Decision Trees: The Foundation
A decision tree learns by repeatedly asking questions that best separate the data. At each node, it finds the split (feature + threshold) that maximises information gain or minimises impurity. The result is a transparent, human-readable model.
Fig 1. A decision tree for viewership prediction. Each internal node is a binary question; leaves contain the prediction.
Random Forests: Wisdom of Crowds
A single decision tree overfits easily. Random forests fix this by training hundreds of trees on random subsamples of data, each using a random subset of features at every split. Predictions are then averaged across all trees.

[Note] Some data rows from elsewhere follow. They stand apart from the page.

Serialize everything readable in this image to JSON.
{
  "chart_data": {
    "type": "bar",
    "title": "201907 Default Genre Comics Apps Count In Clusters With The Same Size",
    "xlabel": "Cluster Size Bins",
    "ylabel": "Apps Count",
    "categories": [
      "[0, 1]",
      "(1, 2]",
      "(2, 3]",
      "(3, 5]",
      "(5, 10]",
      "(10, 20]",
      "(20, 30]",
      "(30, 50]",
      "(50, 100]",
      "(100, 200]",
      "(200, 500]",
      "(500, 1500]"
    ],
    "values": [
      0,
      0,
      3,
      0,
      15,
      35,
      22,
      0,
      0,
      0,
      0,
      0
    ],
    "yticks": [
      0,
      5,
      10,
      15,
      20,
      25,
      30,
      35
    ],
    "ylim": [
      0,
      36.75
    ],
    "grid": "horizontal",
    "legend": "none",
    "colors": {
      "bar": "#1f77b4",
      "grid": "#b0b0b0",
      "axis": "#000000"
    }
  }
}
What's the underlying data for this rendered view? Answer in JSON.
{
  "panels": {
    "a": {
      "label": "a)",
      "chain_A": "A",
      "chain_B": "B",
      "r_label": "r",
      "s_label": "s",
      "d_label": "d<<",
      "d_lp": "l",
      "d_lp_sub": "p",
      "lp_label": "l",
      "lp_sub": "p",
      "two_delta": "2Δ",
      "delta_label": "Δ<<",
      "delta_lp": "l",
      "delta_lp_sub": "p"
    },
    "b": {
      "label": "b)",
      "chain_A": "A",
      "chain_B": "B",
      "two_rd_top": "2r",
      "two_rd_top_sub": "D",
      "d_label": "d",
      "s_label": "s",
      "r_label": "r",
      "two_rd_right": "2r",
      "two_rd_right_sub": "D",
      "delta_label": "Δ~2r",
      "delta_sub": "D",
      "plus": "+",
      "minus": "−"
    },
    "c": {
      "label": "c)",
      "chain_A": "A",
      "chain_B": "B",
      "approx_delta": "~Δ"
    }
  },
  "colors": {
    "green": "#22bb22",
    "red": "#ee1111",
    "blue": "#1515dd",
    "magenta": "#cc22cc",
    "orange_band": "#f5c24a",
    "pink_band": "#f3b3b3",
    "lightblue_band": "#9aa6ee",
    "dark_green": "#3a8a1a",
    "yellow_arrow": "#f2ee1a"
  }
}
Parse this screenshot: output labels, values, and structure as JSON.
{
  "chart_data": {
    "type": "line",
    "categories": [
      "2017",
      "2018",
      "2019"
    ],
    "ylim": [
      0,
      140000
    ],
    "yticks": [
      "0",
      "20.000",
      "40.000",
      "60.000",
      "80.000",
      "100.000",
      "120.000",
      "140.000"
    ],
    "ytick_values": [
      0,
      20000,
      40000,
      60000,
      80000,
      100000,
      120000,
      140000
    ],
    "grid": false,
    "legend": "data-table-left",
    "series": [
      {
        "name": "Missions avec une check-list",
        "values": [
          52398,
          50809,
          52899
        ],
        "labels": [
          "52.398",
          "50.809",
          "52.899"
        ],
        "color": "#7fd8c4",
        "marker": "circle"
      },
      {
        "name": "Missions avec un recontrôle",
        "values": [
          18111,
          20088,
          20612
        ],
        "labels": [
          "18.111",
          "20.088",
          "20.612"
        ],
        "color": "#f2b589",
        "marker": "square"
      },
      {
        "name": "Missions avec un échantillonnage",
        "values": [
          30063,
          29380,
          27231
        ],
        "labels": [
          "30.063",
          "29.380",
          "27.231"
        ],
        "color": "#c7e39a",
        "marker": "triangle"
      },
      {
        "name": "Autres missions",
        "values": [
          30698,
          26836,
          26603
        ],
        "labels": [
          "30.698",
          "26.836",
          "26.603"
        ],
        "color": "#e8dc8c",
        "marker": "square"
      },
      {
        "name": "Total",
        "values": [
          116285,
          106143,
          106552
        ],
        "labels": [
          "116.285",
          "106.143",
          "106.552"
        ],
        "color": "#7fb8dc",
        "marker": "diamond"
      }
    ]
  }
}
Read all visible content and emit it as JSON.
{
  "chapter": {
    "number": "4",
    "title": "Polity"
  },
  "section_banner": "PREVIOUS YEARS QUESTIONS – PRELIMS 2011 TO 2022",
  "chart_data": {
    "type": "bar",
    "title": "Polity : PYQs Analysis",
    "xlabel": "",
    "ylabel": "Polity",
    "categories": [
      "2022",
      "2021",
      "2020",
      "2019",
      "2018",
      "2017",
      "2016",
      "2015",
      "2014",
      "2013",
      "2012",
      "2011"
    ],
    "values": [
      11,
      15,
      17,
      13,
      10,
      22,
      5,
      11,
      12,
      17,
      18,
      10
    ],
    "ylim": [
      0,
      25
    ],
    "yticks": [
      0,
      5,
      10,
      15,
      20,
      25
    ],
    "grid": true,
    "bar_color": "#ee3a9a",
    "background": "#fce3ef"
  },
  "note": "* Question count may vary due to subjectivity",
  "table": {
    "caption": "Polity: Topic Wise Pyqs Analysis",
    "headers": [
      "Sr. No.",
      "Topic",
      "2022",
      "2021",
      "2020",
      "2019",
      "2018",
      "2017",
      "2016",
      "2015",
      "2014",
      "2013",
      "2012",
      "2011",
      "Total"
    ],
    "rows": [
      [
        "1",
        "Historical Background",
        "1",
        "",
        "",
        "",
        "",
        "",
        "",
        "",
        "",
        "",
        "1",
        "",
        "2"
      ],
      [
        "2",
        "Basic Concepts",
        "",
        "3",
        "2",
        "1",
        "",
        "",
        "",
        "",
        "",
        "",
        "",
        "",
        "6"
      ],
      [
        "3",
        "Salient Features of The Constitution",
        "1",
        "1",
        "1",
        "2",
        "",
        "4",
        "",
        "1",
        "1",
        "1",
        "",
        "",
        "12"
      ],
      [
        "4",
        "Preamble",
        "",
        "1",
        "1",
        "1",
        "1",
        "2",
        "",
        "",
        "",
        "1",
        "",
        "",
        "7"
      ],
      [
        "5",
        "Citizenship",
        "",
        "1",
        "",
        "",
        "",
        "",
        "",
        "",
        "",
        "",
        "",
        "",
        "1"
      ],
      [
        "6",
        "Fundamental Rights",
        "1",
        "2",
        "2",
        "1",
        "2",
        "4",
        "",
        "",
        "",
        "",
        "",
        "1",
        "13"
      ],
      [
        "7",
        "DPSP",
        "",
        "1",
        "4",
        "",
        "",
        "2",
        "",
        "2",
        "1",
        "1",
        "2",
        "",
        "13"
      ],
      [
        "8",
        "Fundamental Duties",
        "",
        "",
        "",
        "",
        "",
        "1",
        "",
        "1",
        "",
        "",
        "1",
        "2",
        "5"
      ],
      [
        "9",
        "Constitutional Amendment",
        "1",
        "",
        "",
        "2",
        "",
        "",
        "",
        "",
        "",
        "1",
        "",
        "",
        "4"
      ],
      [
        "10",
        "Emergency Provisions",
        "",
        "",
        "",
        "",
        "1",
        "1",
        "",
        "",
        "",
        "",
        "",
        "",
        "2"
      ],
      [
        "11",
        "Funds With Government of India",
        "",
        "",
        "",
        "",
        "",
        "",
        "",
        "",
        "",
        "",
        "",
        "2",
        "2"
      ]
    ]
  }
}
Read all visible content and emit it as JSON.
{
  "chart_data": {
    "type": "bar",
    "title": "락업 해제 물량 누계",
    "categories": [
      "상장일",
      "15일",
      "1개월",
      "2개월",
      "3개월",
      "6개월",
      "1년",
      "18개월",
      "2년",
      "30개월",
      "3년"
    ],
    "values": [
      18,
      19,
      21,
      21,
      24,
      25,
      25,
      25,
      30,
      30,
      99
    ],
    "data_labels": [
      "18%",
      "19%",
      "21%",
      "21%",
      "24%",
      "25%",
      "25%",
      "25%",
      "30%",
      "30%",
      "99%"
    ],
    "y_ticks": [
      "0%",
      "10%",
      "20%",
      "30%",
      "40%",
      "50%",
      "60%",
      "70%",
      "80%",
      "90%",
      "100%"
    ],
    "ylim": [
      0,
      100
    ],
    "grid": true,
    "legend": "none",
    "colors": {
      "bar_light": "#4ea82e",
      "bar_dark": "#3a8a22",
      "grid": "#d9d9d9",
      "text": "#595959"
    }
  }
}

The two sources of randomness — row sampling (bagging) and feature sampling — ensure the trees are decorrelated. Averaging many weakly-correlated trees dramatically reduces variance while keeping bias low.
Gradient Boosting: Sequential Refinement
Where random forests build trees in parallel, gradient boosting builds them sequentially — each new tree specifically targets the residual errors of the ensemble so far. Modern implementations (XGBoost, LightGBM, CatBoost) are among the most powerful tools in applied ML.
| Model | Key strength | Key weakness | Typical use |
|---|---|---|---|
| Decision Tree | Fully interpretable | Overfits easily | Exploratory analysis, rule extraction |
| Random Forest | Robust, low variance | Slower inference | Tabular data, feature importance |
| Gradient Boosting | State-of-art accuracy | Many hyperparameters | Competitions, production ML |